Coincidentally or not, in the year of US midterm elections, the giant is ramping up this effort to make sure the search engine isn’t simply returning results – like people might still expect it to do – but what Google decides are “trustworthy results” as opposed to “falsehoods and misinformation.”

Google’s self-styled standard of what passes the trustworthiness test is described in the vaguest of terms, ostensibly so that a lot of things can fit that definition: it’s when the behemoth’s systems “don’t have high confidence in the overall quality of the results.”

Considering the power that Google Search has because of its dominant market share in the western world, any tweaking of algorithms putting yet more obstacles in the way of the engine returning organic search results is a notable event, where access to information and freedom of speech is concerned.

This time, Google is introducing what it calls content advisories. Google says the goal is to help users “understand and evaluate” high-quality information, and also promote what it calls information literacy. And the way this editorialized by Google information is presented to users to “evaluate” is fairly aggressive: on mobile devices, these advisories are full-screen, displayed above the fold where they are most visible.
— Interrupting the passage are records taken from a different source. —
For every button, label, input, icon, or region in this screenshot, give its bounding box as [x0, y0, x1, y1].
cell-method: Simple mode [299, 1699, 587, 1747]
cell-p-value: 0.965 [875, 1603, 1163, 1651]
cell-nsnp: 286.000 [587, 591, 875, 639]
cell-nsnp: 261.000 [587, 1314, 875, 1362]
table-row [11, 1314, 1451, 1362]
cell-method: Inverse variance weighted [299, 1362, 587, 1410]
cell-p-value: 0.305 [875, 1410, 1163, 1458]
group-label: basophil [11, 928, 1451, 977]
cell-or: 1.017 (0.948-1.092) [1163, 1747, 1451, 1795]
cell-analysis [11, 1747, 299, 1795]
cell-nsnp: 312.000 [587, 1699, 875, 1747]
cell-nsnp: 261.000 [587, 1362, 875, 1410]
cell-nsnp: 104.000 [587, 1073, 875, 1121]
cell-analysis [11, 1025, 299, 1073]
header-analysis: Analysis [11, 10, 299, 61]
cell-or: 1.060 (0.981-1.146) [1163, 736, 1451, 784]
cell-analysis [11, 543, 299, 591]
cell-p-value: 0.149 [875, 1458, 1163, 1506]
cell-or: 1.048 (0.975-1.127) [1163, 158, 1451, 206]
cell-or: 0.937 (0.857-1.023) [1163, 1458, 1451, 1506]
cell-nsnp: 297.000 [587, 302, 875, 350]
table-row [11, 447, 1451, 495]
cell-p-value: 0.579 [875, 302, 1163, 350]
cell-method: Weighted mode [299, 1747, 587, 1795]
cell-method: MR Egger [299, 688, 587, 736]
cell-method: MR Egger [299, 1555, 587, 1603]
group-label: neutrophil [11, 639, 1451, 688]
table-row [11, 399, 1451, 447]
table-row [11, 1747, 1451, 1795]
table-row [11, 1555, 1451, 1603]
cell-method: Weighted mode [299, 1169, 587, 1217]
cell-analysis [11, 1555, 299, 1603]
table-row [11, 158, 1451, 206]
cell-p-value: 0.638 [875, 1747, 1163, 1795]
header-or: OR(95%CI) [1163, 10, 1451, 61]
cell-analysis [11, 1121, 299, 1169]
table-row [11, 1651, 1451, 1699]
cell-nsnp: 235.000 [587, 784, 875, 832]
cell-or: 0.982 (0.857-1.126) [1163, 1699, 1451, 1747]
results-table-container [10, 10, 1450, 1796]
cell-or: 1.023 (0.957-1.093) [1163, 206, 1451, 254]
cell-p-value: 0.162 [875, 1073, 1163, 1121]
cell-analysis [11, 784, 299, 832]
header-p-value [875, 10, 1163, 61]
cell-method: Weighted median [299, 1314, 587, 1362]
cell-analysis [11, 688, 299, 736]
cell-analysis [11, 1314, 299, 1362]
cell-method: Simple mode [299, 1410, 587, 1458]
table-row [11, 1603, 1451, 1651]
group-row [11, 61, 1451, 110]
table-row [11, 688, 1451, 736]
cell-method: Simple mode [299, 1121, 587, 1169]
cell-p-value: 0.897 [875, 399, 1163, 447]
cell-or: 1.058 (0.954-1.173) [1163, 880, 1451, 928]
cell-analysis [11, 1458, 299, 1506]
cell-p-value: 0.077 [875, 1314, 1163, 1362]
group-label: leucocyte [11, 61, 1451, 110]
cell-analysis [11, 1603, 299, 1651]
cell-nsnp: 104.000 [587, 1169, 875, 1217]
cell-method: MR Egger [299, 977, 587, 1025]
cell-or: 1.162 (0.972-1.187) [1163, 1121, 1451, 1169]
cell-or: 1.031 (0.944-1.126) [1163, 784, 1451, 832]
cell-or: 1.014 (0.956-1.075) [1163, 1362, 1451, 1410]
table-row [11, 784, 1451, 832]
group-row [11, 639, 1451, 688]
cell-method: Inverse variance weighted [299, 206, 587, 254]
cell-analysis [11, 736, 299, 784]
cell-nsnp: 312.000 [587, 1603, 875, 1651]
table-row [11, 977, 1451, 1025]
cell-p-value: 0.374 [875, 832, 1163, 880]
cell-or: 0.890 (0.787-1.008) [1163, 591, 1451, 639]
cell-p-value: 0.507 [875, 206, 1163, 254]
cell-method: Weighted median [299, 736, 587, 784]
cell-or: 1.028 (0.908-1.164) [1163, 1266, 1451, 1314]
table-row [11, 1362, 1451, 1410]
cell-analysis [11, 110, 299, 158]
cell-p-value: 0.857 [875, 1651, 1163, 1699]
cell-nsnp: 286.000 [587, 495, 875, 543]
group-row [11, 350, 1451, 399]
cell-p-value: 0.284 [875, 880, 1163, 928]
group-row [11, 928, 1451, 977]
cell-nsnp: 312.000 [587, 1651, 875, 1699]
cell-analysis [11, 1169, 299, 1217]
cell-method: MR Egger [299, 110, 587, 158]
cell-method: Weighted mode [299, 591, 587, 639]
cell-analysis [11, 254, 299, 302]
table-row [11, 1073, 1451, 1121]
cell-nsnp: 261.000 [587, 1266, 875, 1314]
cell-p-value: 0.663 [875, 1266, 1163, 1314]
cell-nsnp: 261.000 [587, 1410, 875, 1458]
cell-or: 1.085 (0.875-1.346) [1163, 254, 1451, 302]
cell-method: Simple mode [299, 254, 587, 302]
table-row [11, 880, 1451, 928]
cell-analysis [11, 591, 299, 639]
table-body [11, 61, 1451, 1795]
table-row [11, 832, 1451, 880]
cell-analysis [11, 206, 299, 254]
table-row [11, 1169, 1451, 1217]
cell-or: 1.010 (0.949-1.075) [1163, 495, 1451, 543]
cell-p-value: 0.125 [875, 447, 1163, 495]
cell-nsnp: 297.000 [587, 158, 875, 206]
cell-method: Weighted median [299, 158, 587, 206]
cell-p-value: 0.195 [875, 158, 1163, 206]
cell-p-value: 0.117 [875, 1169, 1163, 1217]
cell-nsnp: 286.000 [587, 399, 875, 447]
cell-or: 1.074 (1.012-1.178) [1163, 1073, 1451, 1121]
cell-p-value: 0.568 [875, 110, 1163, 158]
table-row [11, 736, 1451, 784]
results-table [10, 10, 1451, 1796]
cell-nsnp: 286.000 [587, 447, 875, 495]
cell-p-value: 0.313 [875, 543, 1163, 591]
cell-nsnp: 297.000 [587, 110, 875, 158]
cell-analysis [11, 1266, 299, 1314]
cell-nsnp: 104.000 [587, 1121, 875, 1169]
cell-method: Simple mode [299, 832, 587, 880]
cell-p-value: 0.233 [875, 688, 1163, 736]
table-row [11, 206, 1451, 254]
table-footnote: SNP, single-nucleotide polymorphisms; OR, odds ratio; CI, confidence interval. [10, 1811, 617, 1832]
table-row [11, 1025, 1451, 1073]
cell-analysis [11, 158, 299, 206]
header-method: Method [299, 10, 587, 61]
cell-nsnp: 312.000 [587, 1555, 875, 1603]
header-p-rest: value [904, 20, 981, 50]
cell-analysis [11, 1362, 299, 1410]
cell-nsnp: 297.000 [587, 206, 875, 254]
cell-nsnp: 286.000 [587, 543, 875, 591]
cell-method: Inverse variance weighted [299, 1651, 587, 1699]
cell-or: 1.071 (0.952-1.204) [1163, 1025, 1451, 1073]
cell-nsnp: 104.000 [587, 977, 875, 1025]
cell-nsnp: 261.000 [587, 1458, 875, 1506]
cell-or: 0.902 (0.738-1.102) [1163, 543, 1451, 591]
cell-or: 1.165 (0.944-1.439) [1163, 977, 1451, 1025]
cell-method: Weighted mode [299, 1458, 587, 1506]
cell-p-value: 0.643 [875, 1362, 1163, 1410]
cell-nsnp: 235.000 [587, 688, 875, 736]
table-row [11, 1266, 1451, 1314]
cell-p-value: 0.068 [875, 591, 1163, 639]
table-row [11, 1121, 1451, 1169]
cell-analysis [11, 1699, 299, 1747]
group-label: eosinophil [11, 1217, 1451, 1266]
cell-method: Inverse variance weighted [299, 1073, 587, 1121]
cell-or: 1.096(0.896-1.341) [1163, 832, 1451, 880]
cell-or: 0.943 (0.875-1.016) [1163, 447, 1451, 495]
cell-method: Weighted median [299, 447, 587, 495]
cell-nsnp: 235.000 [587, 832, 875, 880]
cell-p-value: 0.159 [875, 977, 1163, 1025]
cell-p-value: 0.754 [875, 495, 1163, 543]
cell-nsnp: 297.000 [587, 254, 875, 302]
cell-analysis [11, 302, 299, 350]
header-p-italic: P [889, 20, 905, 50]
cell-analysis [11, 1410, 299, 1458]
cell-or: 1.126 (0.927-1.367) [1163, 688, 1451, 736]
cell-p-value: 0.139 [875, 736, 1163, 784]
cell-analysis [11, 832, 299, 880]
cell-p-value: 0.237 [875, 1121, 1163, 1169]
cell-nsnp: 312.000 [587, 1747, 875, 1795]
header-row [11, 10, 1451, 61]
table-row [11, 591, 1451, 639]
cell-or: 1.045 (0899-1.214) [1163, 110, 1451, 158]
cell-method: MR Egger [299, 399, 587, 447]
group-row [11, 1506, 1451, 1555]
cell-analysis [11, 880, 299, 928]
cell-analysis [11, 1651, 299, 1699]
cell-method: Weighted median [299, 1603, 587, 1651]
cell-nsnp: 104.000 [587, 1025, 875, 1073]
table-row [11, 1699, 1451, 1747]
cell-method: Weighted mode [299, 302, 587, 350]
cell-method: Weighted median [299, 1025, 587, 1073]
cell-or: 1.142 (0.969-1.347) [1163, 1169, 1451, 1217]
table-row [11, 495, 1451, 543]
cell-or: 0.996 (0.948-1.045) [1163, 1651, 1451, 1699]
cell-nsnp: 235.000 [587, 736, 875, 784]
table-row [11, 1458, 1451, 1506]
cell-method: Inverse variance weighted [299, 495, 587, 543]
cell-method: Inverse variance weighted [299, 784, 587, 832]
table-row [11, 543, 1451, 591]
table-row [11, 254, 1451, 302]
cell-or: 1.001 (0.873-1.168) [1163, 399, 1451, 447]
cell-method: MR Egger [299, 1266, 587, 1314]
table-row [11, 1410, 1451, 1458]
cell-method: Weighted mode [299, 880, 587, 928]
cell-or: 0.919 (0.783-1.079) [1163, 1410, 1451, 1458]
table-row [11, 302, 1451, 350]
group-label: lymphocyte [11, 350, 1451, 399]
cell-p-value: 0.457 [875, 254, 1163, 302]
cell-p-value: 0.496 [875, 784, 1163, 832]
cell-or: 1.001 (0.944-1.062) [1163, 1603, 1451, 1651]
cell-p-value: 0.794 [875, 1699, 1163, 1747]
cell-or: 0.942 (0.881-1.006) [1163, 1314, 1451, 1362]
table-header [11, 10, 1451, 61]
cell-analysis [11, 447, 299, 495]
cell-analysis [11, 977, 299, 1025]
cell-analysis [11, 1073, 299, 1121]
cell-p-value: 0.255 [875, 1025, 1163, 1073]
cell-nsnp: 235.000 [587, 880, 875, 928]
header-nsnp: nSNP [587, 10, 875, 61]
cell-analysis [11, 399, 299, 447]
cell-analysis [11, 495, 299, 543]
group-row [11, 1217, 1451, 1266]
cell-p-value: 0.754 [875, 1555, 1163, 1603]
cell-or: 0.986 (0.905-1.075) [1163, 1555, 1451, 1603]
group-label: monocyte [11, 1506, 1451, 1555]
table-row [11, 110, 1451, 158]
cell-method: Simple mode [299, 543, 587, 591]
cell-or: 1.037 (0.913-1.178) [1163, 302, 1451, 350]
“It looks like there aren’t many great results for this search,” the advisory will read.

The goal here is to nudge users very strongly to abandon the search that Google effectively labels as untrustworthy. Another “tweak” Google announced affects featured snippets that highlight a particular source; inclusion in these snippets means that a site gets a lot of traffic.

Google is not even pretending that it returns results that are most relevant to the search in an impartial and uninvolved way, but now “AI” will be used to downrank “unwanted” information and sites that slip through by 40% and make sure they get minimum if any benefit from snippets.

On its blog, the corporation said that its systems are already trained to identify and prioritize signals which it has decided indicate that content is “authoritative and trustworthy.”